The length of the forewings is 15–17 mm and the wingspan is about 31 mm.

==Description==
It is a relatively large moth that is superficially unlike any other species in North America. It is most closely related to Hypotrix quindiensis (Draudt, 1924) that was originally described as a form of H. lunata; it occurs from Colombia to Peru. Hypotrix lunata differs from H. quindiensis in having a smaller orbicular spot (the two sides of the black mark formed by the fusion of the spots are similar in size in H. quindiensis), the postmedial line is an even black line (an irregular series of black dashes in H. quindiensis ending in a black spot on the costa), the basal line is obscure (a contrasting black spot in H. quindiensis) and the hindwing is fuscous, not dirty white.

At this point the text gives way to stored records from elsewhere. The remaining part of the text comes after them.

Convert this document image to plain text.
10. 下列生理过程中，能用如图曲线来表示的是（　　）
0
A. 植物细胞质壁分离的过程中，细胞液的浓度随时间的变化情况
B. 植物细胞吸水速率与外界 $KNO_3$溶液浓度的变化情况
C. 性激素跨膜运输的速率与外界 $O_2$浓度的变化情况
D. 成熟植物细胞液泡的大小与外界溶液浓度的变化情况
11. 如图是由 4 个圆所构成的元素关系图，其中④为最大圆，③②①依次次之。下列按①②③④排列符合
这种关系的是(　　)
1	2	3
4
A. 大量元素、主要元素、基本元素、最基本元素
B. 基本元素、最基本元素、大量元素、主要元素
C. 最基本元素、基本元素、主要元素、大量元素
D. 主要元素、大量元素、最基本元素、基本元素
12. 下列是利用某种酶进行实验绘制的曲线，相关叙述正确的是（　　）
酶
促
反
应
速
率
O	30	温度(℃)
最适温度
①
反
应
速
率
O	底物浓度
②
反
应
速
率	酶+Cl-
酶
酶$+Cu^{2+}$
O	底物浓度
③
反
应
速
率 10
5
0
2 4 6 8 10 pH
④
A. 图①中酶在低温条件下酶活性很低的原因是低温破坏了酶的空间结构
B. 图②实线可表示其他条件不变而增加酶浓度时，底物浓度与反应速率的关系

In the genitalia of H. quindiensis there are two rather than three coils in the vesica and appendix bursae and only the posterior half of the ductus bursae is sclerotized. Hypotrix purpurigera and several of its South American relatives also have black reniform and orbicular spots that are frequently fused posteriorly, creating a wide V-shaped mark. Within the North American fauna the male genitalia of Hypotrix lunata are most similar to those of Hypotrix hueco, but differ in that only the apical part of the
uncus is expanded in H. lunata whereas the apical 2/3 is wide in H. hueco, the clasper is
stouter and abruptly tapered apically in H. lunata, and the dorsal lobe on the sacculus
is much larger. The vesica is very different from that of H. hueco in having much more
extensive basal cluster of spines and subbasal cornuti in a longitudinally ribbed basal
swelling, and the vesica has three tight medial coils rather than one as in H. hueco. In
the female genitalia the appendix bursae has a corresponding three coils to those in the
vesica and the ductus bursae is more heavily sclerotized.